A reaction that is of the first order with respect to reactant A has a rate constant `0.6"min"^(-1)`. If we state with [A] = 0.5 `mol.l^(-1)`, when would.A reach the value `0.05 mol.l^(-1)` ?

To solve the problem, we will use the first-order reaction kinetics formula.

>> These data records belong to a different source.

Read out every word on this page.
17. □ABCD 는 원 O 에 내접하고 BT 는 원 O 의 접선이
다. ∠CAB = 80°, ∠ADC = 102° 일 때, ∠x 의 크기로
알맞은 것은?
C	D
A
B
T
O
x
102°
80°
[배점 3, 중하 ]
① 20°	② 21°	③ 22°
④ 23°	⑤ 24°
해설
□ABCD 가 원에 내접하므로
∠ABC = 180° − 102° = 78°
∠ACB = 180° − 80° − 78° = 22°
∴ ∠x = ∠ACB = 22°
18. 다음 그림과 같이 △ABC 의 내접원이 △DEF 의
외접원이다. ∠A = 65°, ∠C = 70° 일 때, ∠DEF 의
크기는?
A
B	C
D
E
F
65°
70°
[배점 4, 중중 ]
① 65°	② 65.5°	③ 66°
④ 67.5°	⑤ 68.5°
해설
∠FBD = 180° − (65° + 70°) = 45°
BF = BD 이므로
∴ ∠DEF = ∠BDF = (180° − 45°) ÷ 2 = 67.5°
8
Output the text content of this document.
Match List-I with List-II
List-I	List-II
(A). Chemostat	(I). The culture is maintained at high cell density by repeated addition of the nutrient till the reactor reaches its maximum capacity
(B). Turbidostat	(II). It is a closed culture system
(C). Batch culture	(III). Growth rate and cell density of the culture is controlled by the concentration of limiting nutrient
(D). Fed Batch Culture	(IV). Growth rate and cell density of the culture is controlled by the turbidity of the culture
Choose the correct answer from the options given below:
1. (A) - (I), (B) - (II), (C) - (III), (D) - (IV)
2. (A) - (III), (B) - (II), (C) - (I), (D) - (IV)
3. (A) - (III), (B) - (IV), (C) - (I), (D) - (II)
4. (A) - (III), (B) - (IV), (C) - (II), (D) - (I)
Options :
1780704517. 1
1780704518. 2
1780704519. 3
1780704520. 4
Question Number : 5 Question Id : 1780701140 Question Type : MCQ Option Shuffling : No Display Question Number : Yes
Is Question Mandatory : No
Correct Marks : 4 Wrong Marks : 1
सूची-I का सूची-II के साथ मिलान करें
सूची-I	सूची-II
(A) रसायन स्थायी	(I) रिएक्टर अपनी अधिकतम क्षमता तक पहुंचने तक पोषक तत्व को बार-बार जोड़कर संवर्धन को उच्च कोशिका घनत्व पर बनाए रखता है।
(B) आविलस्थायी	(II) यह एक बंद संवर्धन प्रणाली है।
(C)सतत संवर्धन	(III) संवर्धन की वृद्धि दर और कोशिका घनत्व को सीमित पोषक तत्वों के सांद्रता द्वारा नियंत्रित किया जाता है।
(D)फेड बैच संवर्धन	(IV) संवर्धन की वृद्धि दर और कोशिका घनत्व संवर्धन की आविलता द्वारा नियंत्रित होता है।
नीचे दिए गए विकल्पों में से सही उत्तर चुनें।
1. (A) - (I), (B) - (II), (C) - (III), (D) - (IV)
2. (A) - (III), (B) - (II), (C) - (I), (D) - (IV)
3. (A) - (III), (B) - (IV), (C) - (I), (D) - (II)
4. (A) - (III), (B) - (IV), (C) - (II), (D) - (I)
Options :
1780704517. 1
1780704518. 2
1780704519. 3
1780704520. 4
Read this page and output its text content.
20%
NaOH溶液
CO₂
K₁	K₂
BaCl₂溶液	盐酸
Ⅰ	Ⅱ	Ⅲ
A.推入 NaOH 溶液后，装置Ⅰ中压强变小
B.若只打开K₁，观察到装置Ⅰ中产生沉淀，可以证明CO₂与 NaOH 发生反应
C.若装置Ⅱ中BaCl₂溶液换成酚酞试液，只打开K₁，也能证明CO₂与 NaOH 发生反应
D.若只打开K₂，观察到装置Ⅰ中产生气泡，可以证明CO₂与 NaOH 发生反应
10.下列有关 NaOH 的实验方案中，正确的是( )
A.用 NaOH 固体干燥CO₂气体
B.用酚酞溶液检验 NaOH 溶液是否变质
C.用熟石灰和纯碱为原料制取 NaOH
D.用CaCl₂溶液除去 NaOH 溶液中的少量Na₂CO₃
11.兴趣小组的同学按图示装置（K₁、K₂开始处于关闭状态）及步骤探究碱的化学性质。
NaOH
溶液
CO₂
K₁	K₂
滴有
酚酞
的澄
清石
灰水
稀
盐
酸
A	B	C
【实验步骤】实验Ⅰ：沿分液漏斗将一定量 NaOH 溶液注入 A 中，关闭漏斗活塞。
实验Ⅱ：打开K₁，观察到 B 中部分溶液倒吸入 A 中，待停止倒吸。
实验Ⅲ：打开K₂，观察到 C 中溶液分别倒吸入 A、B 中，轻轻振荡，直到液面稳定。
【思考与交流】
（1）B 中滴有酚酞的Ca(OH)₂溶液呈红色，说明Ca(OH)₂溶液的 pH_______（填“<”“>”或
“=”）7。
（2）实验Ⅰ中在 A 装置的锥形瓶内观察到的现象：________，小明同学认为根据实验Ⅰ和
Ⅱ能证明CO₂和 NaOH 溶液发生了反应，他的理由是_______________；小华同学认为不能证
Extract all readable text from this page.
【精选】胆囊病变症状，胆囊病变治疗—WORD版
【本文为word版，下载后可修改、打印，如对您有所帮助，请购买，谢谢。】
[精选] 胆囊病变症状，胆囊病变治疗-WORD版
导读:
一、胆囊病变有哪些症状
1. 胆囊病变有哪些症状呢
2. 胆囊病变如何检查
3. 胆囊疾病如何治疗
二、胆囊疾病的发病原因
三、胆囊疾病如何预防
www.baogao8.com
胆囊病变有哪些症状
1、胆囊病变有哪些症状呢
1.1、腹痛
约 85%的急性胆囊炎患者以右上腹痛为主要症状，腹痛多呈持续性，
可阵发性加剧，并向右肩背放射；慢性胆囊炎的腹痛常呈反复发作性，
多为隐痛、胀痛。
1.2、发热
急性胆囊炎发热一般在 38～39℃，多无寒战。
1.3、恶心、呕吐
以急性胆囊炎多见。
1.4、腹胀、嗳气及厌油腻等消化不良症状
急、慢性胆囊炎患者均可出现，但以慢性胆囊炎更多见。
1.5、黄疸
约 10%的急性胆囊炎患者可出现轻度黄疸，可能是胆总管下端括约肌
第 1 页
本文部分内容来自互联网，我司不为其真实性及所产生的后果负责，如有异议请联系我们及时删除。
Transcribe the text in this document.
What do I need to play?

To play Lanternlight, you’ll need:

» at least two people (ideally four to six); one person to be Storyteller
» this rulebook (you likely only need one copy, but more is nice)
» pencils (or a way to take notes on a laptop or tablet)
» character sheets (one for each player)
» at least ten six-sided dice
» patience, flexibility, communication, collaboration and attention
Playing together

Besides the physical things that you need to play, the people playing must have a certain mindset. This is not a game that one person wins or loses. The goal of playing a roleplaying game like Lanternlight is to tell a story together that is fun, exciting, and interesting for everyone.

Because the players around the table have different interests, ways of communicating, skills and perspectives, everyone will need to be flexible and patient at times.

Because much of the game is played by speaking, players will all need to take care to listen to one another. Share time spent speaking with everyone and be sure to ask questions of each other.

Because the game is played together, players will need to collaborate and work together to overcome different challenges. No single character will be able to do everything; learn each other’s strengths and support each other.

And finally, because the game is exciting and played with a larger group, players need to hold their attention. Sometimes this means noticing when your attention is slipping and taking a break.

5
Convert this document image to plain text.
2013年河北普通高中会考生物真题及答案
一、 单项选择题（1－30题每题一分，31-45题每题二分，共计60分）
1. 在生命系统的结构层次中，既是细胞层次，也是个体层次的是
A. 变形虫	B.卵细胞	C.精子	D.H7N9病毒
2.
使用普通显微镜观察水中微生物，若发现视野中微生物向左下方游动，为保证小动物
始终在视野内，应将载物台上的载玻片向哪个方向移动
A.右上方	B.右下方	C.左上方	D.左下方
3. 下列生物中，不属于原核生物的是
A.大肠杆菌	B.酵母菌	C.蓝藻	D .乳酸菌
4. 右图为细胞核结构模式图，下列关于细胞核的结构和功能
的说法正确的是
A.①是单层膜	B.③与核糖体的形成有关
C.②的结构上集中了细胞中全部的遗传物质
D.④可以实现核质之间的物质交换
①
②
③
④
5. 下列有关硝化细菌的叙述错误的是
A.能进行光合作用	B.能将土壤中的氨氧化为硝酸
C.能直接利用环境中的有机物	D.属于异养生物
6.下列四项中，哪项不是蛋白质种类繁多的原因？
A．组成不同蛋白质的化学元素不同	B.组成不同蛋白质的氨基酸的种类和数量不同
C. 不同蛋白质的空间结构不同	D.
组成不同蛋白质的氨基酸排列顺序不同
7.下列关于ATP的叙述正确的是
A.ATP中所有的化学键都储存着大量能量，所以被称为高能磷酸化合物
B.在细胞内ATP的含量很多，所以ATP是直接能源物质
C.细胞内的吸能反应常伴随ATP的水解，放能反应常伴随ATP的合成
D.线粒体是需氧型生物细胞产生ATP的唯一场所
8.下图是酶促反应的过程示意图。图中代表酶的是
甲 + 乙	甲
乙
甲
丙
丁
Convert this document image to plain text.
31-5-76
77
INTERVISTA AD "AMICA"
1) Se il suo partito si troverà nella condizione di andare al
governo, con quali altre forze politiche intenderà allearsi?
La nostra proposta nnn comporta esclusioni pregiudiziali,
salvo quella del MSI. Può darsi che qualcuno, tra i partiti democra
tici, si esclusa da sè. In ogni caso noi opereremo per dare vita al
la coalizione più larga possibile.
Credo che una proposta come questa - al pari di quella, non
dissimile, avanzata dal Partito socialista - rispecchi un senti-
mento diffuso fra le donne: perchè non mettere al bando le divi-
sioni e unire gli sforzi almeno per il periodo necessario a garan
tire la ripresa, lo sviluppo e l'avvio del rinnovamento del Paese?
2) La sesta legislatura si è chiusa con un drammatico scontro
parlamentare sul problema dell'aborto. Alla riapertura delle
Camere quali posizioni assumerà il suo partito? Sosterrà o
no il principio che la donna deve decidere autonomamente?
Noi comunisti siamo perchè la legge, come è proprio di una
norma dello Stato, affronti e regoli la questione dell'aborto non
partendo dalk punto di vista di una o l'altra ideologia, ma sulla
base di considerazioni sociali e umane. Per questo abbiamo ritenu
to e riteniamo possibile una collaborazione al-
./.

The formula for the time required for a first-order reaction to reach a certain concentration is given by: \[ t = \frac{2.303}{k} \log \left( \frac{[A]_0}{[A]} \right) \] Where: - \( t \) is the time required, - \( k \) is the rate constant, - \( [A]_0 \) is the initial concentration, - \( [A] \) is the final concentration. ### Step-by-Step Solution: 1. **Identify the given values:** - Rate constant, \( k = 0.6 \, \text{min}^{-1} \) - Initial concentration, \( [A]_0 = 0.5 \, \text{mol.l}^{-1} \) - Final concentration, \( [A] = 0.05 \, \text{mol.l}^{-1} \) 2. **Substitute the values into the formula:** \[ t = \frac{2.303}{0.6} \log \left( \frac{0.5}{0.05} \right) \] 3. **Calculate the logarithm:** - First, calculate the ratio: \[ \frac{0.5}{0.05} = 10 \] - Now, find the logarithm: \[ \log(10) = 1 \] 4. **Substitute the logarithm back into the equation:** \[ t = \frac{2.303}{0.6} \cdot 1 \] 5. **Calculate the time:** \[ t = \frac{2.303}{0.6} \approx 3.838 \, \text{min} \] ### Final Answer: The time required for the concentration of A to decrease from \( 0.5 \, \text{mol.l}^{-1} \) to \( 0.05 \, \text{mol.l}^{-1} \) is approximately **3.84 minutes**.